Friday, July 20, 2007

For Hannah


Yesterday I was touched by the death of a sweet little girl. The news drove me to my knees and drew me to tears. I thought about her every second of the day yesterday. I pictured her and her family all day long. I couldn't get them out of my head. I truly was effected by her death down to the inner core of my soul. I struggled to understand. I struggled with the feelings of her family, especially her mother, father and little sister. I cried while telling the story to all my friends and family. I asked for prayer from everyone I knew to lift everyone up that was effected by Hannah's death.

When I awoke this morning Jacob was nestled in between Mr. Big and I. I curled my body into his and smelled the crown of his head. Tears ran down my face as I remembered Hannah and her family. I looked to my ceiling and I envisioned her dancing on the clouds this morning. She was happy and bright, as I remember her from pictures and stories that her mother shared with us through her blog. Hannah was someone's baby and while my baby was nestled next to me, a great mother was missing her baby this morning. I felt guilty inside. I will never forget Hannah or her family as they have deeply touched me this week. The tragedy of it all is overwhelming and fills my soul with confusion.
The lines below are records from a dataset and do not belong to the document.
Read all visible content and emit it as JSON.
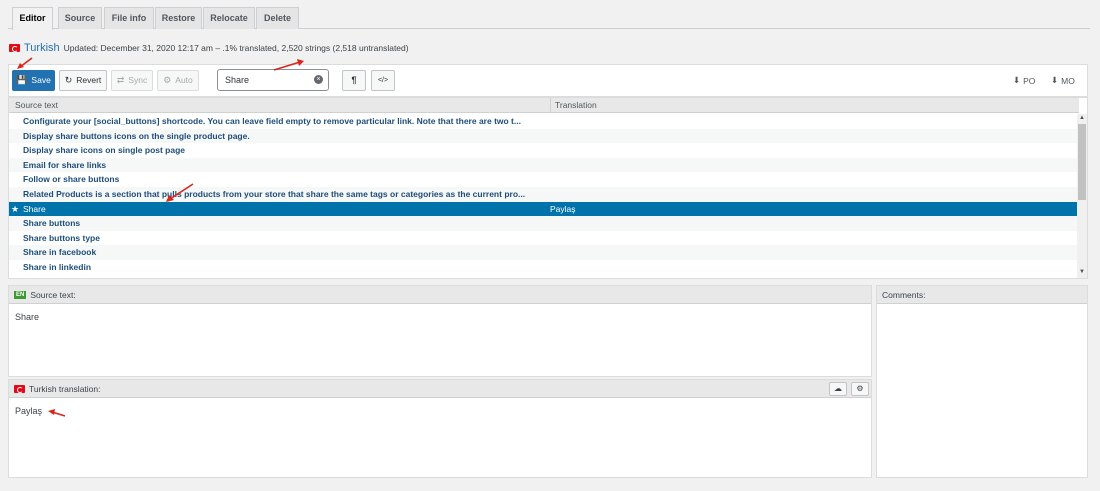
{
  "tabs": [
    {
      "label": "Editor",
      "active": true
    },
    {
      "label": "Source"
    },
    {
      "label": "File info"
    },
    {
      "label": "Restore"
    },
    {
      "label": "Relocate"
    },
    {
      "label": "Delete"
    }
  ],
  "header": {
    "language": "Turkish",
    "meta": "Updated: December 31, 2020 12:17 am – .1% translated, 2,520 strings (2,518 untranslated)"
  },
  "toolbar": {
    "save": "Save",
    "revert": "Revert",
    "sync": "Sync",
    "auto": "Auto",
    "search_value": "Share",
    "po": "PO",
    "mo": "MO"
  },
  "grid": {
    "col_source": "Source text",
    "col_translation": "Translation",
    "rows": [
      {
        "source": "Configurate your [social_buttons] shortcode. You can leave field empty to remove particular link. Note that there are two t...",
        "translation": ""
      },
      {
        "source": "Display share buttons icons on the single product page.",
        "translation": ""
      },
      {
        "source": "Display share icons on single post page",
        "translation": ""
      },
      {
        "source": "Email for share links",
        "translation": ""
      },
      {
        "source": "Follow or share buttons",
        "translation": ""
      },
      {
        "source": "Related Products is a section that pulls products from your store that share the same tags or categories as the current pro...",
        "translation": ""
      },
      {
        "source": "Share",
        "translation": "Paylaş",
        "selected": true
      },
      {
        "source": "Share buttons",
        "translation": ""
      },
      {
        "source": "Share buttons type",
        "translation": ""
      },
      {
        "source": "Share in facebook",
        "translation": ""
      },
      {
        "source": "Share in linkedin",
        "translation": ""
      }
    ]
  },
  "source_pane": {
    "badge": "EN",
    "title": "Source text:",
    "text": "Share"
  },
  "translation_pane": {
    "title": "Turkish translation:",
    "text": "Paylaş"
  },
  "comments_pane": {
    "title": "Comments:"
  },
  "colors": {
    "primary": "#2271b1",
    "selected_row": "#0073aa",
    "annotation_arrow": "#d9261c"
  }
}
Hannah was a beautiful little girl. She was young and vibrant. She was full of life and zest. She had a little sister, Lily, that will miss her terribly. Her Mother is a great mother. She is a very doting mother with stories of Hannah's adventures and triumphs through life. She is most importantly a proud mother. She exhibits all the traits that I strive to exhibit through motherhood.

I will never forget you, Hannah. You have touched my soul and will carry a little piece of my heart with you to heaven. I hope to see you one day in heaven and to know that you are there waiting for everyone that you have touched brings me great joy and comfort. I will see you one day again and so will everyone that loves you-your mother, your father, your sister, your grandparents and all the family that loved you as only family can do.

Hannah, There is a song that I sing to my boy's before bed everynight and last night as I sang the song to my Joshua I weld up with tears and pictured you above his crib looking down on us smiling. I want to share this song with you because it reminded me of you and your journey to heaven.

"Godspeed (Sweet Dreams)" By the Dixie Chicks

Dragon tales and the water is wide
Pirate's sail and lost boys fly
Fish bite moonbeams every night
And I love you
Godspeed, little man
Sweet dreams, little man

Oh my love will fly to you each night on angels wings
Godspeed
Sweet dreams

The rocket racer's all tuckered out
Superman's in pajamas on the couch
Goodnight moon, will find the mouse
And I love you
Godspeed, little man
Sweet dreams, little man

Oh my love will fly to you each night on angels wings
Godspeed
Sweet dreams

God bless mommy and match box cars
God bless dad and thanks for the stars
God hears "Amen," wherever we are
And I love you
Godspeed, little man
Sweet dreams, little man

Oh my love will fly to you each night on angels wings
Godspeed
Godspeed
Godspeed
Sweet dreams

Hannah, You will be greatly missed. Your life on earth was too short...

**For anyone that would like to make a donation to honor Hannah, please email me and I will let you know how you can do so through a paypal account that has been set up for donations.
thebusybody@hotmail.com. Thank you.


4 comments:

Jess T said...

Aimee,

That was beautiful. I adore that song.

Your post truly captures what we are all feeling right now. Thanks.

Jess T

Rach said...

Thank you, thank you, Aimee. I'm just crying my head off. It's just beautiful.

tiburon said...

Aimee you have a way with words. Once again, I could not have said it better myself.

Kimberly said...

I love that song too. It's so fitting and even more poignant to me now that I have a son.